Su che cosa sia un libro divergente, invece, è lecito che abbiate qualche dubbio: che cosa vorrà mai dire il vostro Scuro Moltamorte quando usa l’aggettivo “divergente” associato a “libro”? Ebbene, per me questa è una parolina magica: divergente vuol dire che non va come te l’aspetti, che sovverte le tue attese, che introduce una variazione in uno schema che sembrava consueto, e dunque ti sorprende. Può essere un andamento inatteso della struttura narrativa (ti aspetti che la storia continui, e invece finisce all’improvviso, e sei tu che devi immaginare la conclusione); un finale ben lontano dai cliché di genere, non lieto, non hollywoodiano; una questione formale, come un uso del tutto nuovo delle immagini o del loro rapporto con il testo (ad esempio, le immagini che dicono il contrario del testo sono sempre un ottimo espediente per destare l’attenzione); un rovesciamento del punto di vista; oppure, la divergenza può essere nel tema, che può uscire dai canoni abituali. E tanto altro ancora.

Insomma, perché caldeggio l’uso di storie divergenti?

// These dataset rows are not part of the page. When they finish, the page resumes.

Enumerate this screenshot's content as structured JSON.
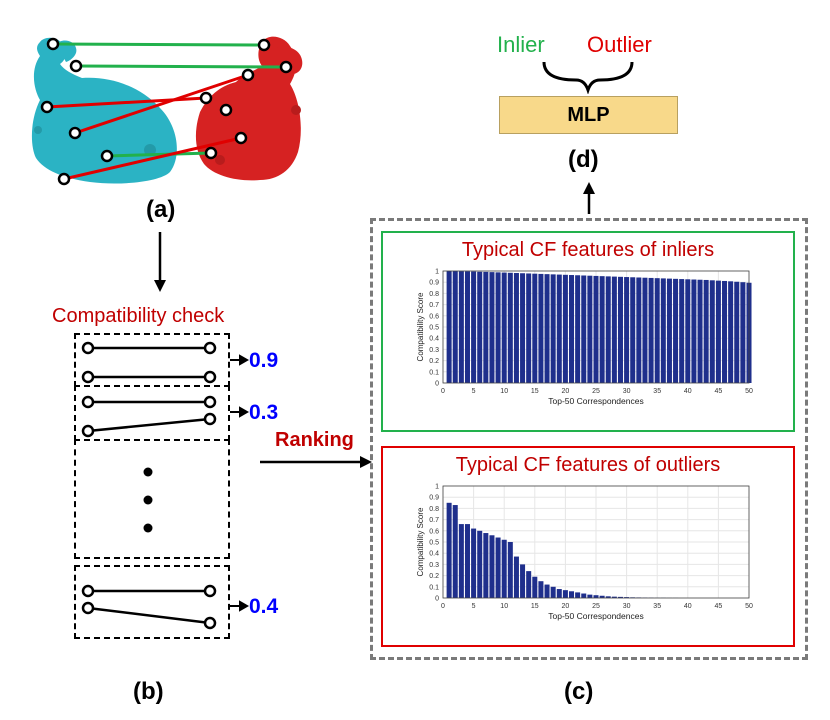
{
  "labels": {
    "a": "(a)",
    "b": "(b)",
    "c": "(c)",
    "d": "(d)"
  },
  "compat_title": "Compatibility check",
  "scores": [
    "0.9",
    "0.3",
    "0.4"
  ],
  "ranking": "Ranking",
  "mlp": {
    "label": "MLP",
    "inlier": "Inlier",
    "outlier": "Outlier"
  },
  "colors": {
    "inlier_line": "#22b14c",
    "outlier_line": "#e00000",
    "bar": "#1f2f8c",
    "title_red": "#c00000",
    "score_blue": "#0000ff"
  },
  "chart_data": [
    {
      "type": "bar",
      "title": "Typical CF features of inliers",
      "xlabel": "Top-50 Correspondences",
      "ylabel": "Compatibility Score",
      "ylim": [
        0,
        1
      ],
      "xlim": [
        0,
        50
      ],
      "xticks": [
        "0",
        "5",
        "10",
        "15",
        "20",
        "25",
        "30",
        "35",
        "40",
        "45",
        "50"
      ],
      "yticks": [
        "0",
        "0.1",
        "0.2",
        "0.3",
        "0.4",
        "0.5",
        "0.6",
        "0.7",
        "0.8",
        "0.9",
        "1"
      ],
      "grid": true,
      "values": [
        1.0,
        1.0,
        0.998,
        0.996,
        0.995,
        0.993,
        0.992,
        0.99,
        0.988,
        0.986,
        0.984,
        0.982,
        0.98,
        0.978,
        0.976,
        0.974,
        0.972,
        0.97,
        0.968,
        0.966,
        0.964,
        0.962,
        0.96,
        0.958,
        0.956,
        0.954,
        0.952,
        0.95,
        0.948,
        0.946,
        0.944,
        0.942,
        0.94,
        0.938,
        0.936,
        0.934,
        0.932,
        0.93,
        0.928,
        0.926,
        0.924,
        0.922,
        0.92,
        0.917,
        0.914,
        0.911,
        0.908,
        0.904,
        0.9,
        0.895
      ]
    },
    {
      "type": "bar",
      "title": "Typical CF features of outliers",
      "xlabel": "Top-50 Correspondences",
      "ylabel": "Compatibility Score",
      "ylim": [
        0,
        1
      ],
      "xlim": [
        0,
        50
      ],
      "xticks": [
        "0",
        "5",
        "10",
        "15",
        "20",
        "25",
        "30",
        "35",
        "40",
        "45",
        "50"
      ],
      "yticks": [
        "0",
        "0.1",
        "0.2",
        "0.3",
        "0.4",
        "0.5",
        "0.6",
        "0.7",
        "0.8",
        "0.9",
        "1"
      ],
      "grid": true,
      "values": [
        0.85,
        0.83,
        0.66,
        0.66,
        0.62,
        0.6,
        0.58,
        0.56,
        0.54,
        0.52,
        0.5,
        0.37,
        0.3,
        0.24,
        0.19,
        0.15,
        0.12,
        0.1,
        0.08,
        0.07,
        0.06,
        0.05,
        0.04,
        0.03,
        0.025,
        0.02,
        0.015,
        0.012,
        0.01,
        0.008,
        0.006,
        0.005,
        0.004,
        0.003,
        0.002,
        0.002,
        0.001,
        0.001,
        0,
        0,
        0,
        0,
        0,
        0,
        0,
        0,
        0,
        0,
        0,
        0
      ]
    }
  ]
}
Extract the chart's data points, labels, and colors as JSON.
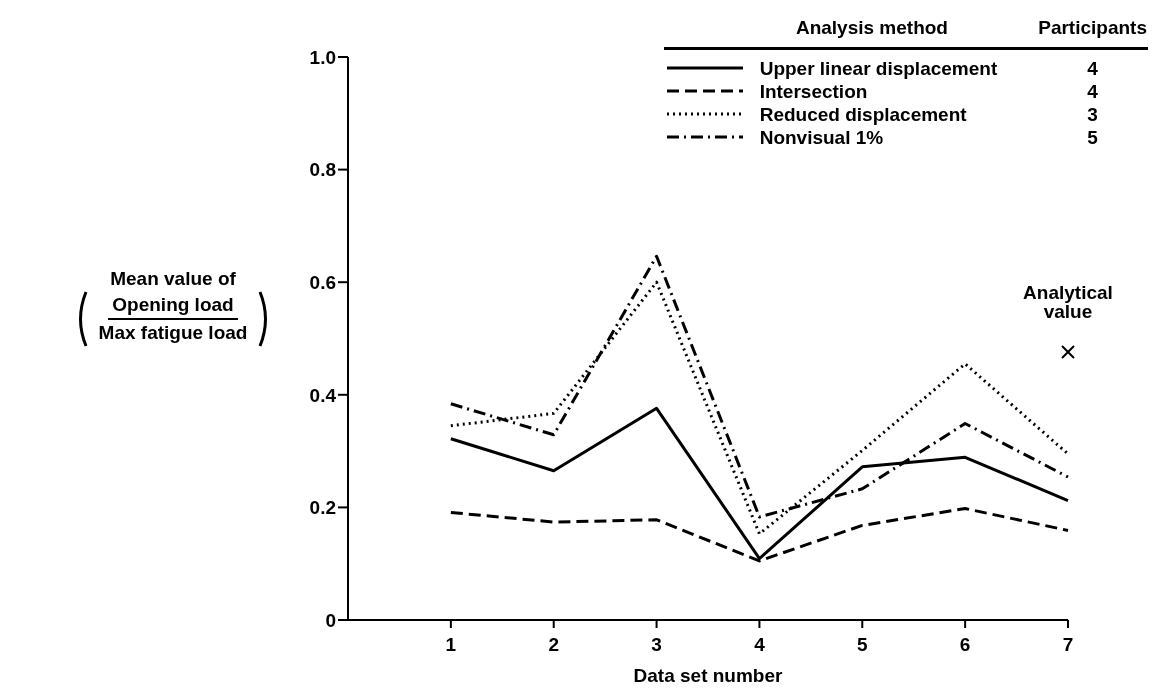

Sicuramente perché attivano una reazione in chi legge o ascolta, molto più che le narrazioni tranquillizzanti alla Peppa Pig, che si risolvono sempre con grasse risate e rotolamenti per terra, a alla Masha e Orso, che prevedono invariabilmente la serena rassegnazione del plantigrado di fronte a quella piccola lagna dalla voce perforante. D’accordo, magari storie così non tranquillizzano. Magari non forniscono risposte. Ma è proprio questa la loro grande virtù: spalancano porte, invece di chiuderle. E la realtà spesso non è fatta di orsetti e confetti. Dunque, ben vengano quelle storie nelle quali ci si può anche perdere, perché l’importante è andare alla ricerca di qualcosa, senza trovare risposte preconfezionate per farci star buoni.

Un bell’esempio di storia divergente, ideale per discutere e per riflettere? Una strana creatura nel mio armadio di Mercer Mayer (Kalandraka, 2015). Perché a volte anche le grandi paure vanno prese di petto, magari per scoprire che in fondo non erano così grandi. O che sono loro ad aver timore di noi.